While UML Profiles with stereotypes and tagged values are too limited, the mechanism can be built upon. Consider the following advancements (the diagram above illustrates the idea; of course this is a first hand example for motivating the removal of syntactical noise):

  • Organise “tagged values” into classes – just for the purpose of better organisation group your properties logically, like, e.g., a “Presentation” class, which might provide a multilingual name and a human readable help text. These are not stereotypes, let’s call them Extension Classes.
  • Use “Extension Classes” as attributes of your stereotypes – say, you’ve got a “MyStandardBusinessClass” stereotype, then it makes sense to give it an attribute of our extension type “Presentation”.
  • Rename “tagged values” to “extension properties” – to get rid of the connotations of “looseness” and “arbitrariness”
  • Introduce a scoped syntax for “extension properties” – to group them by extension class
  • Allow extension properties without stereotypes – this was eliminated with UML 1.4, but makes much sense with our modifications
  • Use stereotype inheritance – to introduce e.g. a “MyAdvancedBusinessClass”, which is derived from the standard one
  • Allow a Stereotypes’ Extension Classes to be type sensitive – then, if a Stereotype is applied to an Attribute or an Operation, the corresponding Extension Class is only applied if the type matches; e.g., a general ‘Optional’ Stereotype might provide certain conditions for a variety of types
  • Allow a Stereotypes’ Extension Classes to be context sensitive – then, if a model or part of it is interpreted within a certain context, only matching Extension Classes will be applied; e.g. a model might be used for implementing a ‘Server’ or a ‘Client’, here of course very different properties might be required
  • Introduce calculable default property values – and now for the fun part: allow the specification of property values at stereotype level with expressions, which are evaluated in the model context (or a variety of others). E.g., provide a default value for our Presentation name property as “${name}”, which implies to use the stereotyped class’ name as the default presentation name, but allow it to be overridden by either derived stereotypes or by extension properties at class level.
  • Use patterns – a pattern is a generalisation of the stereotype concept, which is not attached to a single class, but to a group of classes, where each class plays a defined role. The whole magic explained above is applied here to all participating classes, the pattern specifies extensions properties according to their role, and the expression evaluation contexts spans the whole construct.
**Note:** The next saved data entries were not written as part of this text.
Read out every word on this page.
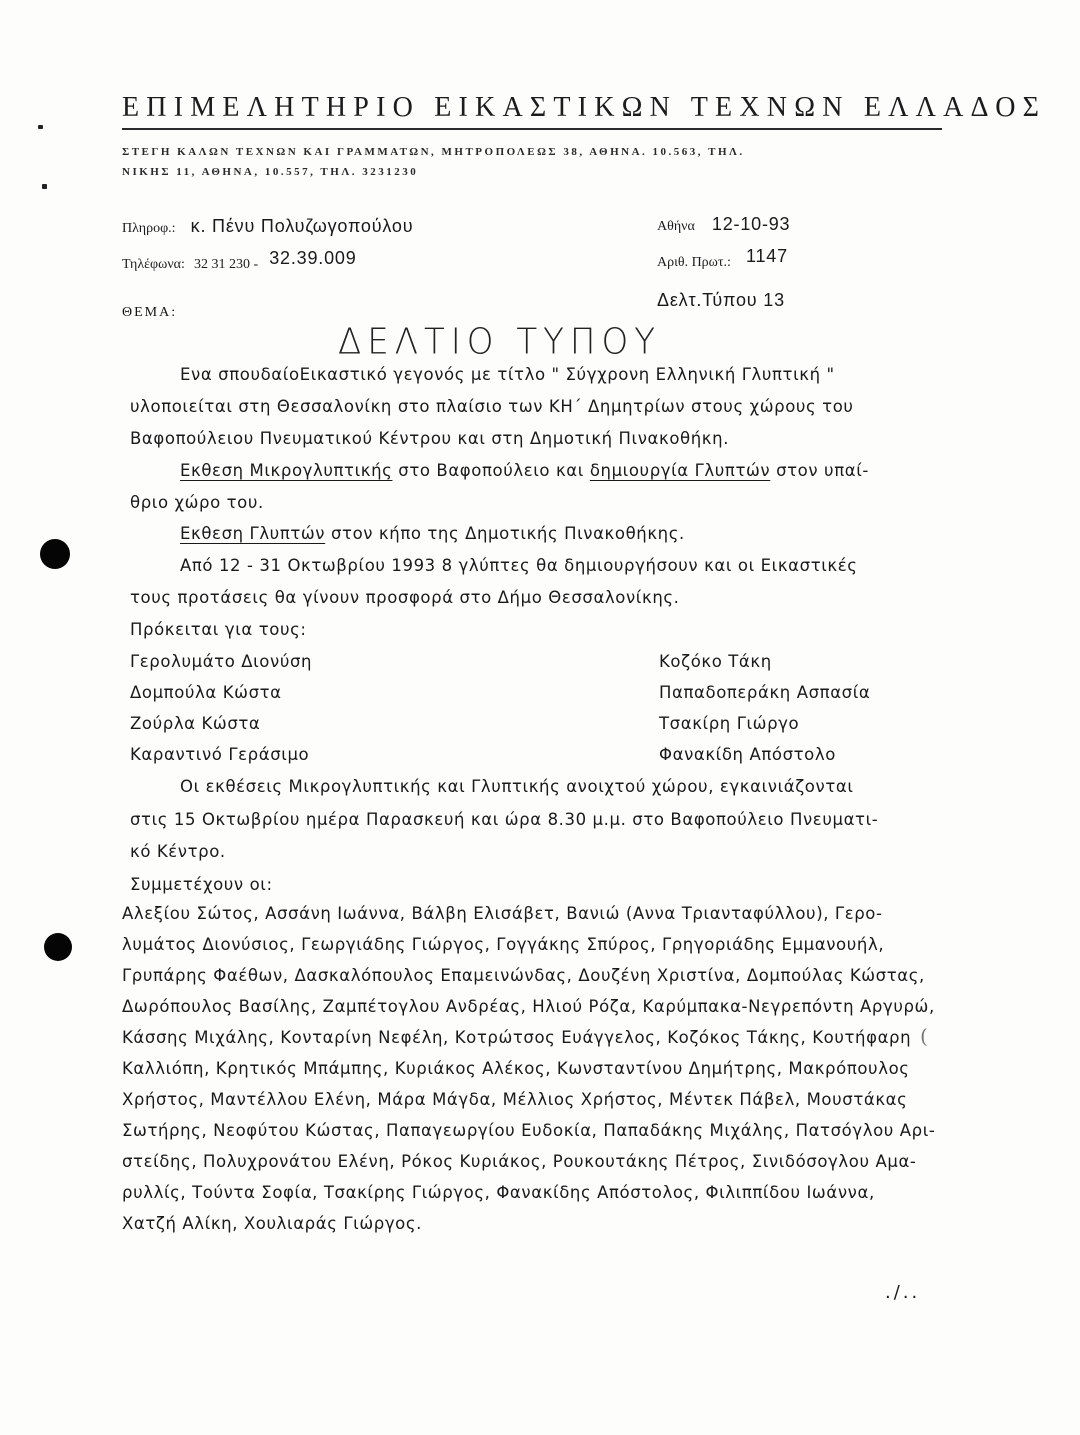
ΕΠΙΜΕΛΗΤΗΡΙΟ ΕΙΚΑΣΤΙΚΩΝ ΤΕΧΝΩΝ ΕΛΛΑΔΟΣ
ΣΤΕΓΗ ΚΑΛΩΝ ΤΕΧΝΩΝ ΚΑΙ ΓΡΑΜΜΑΤΩΝ, ΜΗΤΡΟΠΟΛΕΩΣ 38, ΑΘΗΝΑ. 10.563, ΤΗΛ.
ΝΙΚΗΣ 11, ΑΘΗΝΑ, 10.557, ΤΗΛ. 3231230
Πληροφ.: κ. Πένυ Πολυζωγοπούλου
Τηλέφωνα: 32 31 230 - 32.39.009
ΘΕΜΑ:
Αθήνα 12-10-93
Αριθ. Πρωτ.: 1147
Δελτ.Τύπου 13
ΔΕΛΤΙΟ ΤΥΠΟΥ
Ενα σπουδαίοΕικαστικό γεγονός με τίτλο " Σύγχρονη Ελληνική Γλυπτική "
υλοποιείται στη Θεσσαλονίκη στο πλαίσιο των ΚΗ΄ Δημητρίων στους χώρους του
Βαφοπούλειου Πνευματικού Κέντρου και στη Δημοτική Πινακοθήκη.
Εκθεση Μικρογλυπτικής στο Βαφοπούλειο και δημιουργία Γλυπτών στον υπαί-
θριο χώρο του.
Εκθεση Γλυπτών στον κήπο της Δημοτικής Πινακοθήκης.
Από 12 - 31 Οκτωβρίου 1993 8 γλύπτες θα δημιουργήσουν και οι Εικαστικές
τους προτάσεις θα γίνουν προσφορά στο Δήμο Θεσσαλονίκης.
Πρόκειται για τους:
Γερολυμάτο Διονύση
Δομπούλα Κώστα
Ζούρλα Κώστα
Καραντινό Γεράσιμο
Κοζόκο Τάκη
Παπαδοπεράκη Ασπασία
Τσακίρη Γιώργο
Φανακίδη Απόστολο
Οι εκθέσεις Μικρογλυπτικής και Γλυπτικής ανοιχτού χώρου, εγκαινιάζονται
στις 15 Οκτωβρίου ημέρα Παρασκευή και ώρα 8.30 μ.μ. στο Βαφοπούλειο Πνευματι-
κό Κέντρο.
Συμμετέχουν οι:
Αλεξίου Σώτος, Ασσάνη Ιωάννα, Βάλβη Ελισάβετ, Βανιώ (Αννα Τριανταφύλλου), Γερο-
λυμάτος Διονύσιος, Γεωργιάδης Γιώργος, Γογγάκης Σπύρος, Γρηγοριάδης Εμμανουήλ,
Γρυπάρης Φαέθων, Δασκαλόπουλος Επαμεινώνδας, Δουζένη Χριστίνα, Δομπούλας Κώστας,
Δωρόπουλος Βασίλης, Ζαμπέτογλου Ανδρέας, Ηλιού Ρόζα, Καρύμπακα-Νεγρεπόντη Αργυρώ,
Κάσσης Μιχάλης, Κονταρίνη Νεφέλη, Κοτρώτσος Ευάγγελος, Κοζόκος Τάκης, Κουτήφαρη
Καλλιόπη, Κρητικός Μπάμπης, Κυριάκος Αλέκος, Κωνσταντίνου Δημήτρης, Μακρόπουλος
Χρήστος, Μαντέλλου Ελένη, Μάρα Μάγδα, Μέλλιος Χρήστος, Μέντεκ Πάβελ, Μουστάκας
Σωτήρης, Νεοφύτου Κώστας, Παπαγεωργίου Ευδοκία, Παπαδάκης Μιχάλης, Πατσόγλου Αρι-
στείδης, Πολυχρονάτου Ελένη, Ρόκος Κυριάκος, Ρουκουτάκης Πέτρος, Σινιδόσογλου Αμα-
ρυλλίς, Τούντα Σοφία, Τσακίρης Γιώργος, Φανακίδης Απόστολος, Φιλιππίδου Ιωάννα,
Χατζή Αλίκη, Χουλιαράς Γιώργος.
(
./..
I’m not sure whether these suggestions are within the current formal scope of UML, some time ago we’ve experimented with some UML modelling tools and failed. But either way, they are at least not far away from the standard.

This mechanism is no theory. With it’s help we’ve been able to swap out piles of model properties in real world customer projects into well organised stereotypes. The information in these stereotypes controls and contributes to transformations and code generation, which do not require to be maintained within each specific project then.

Over time, these Stereotypes evolved from mere containers for the ugly properties into an emerging hierarchy, which became more and more fit to be used as high level abstractions in domain oriented models.

Patterns are specifically powerful. Used in the beginning mostly for behavioural constructs in the user interface domain, they started to become an irreplaceable means to model distributed components and their interrelations, most notably in a microservice context.

In a nutshell, the OCP concept together with a more flexible extension mechanism allow us to keep the basic levels of our models tidy and more appealing to various stakeholder groups. At the same time, there is plenty of space for adopting them to new environments.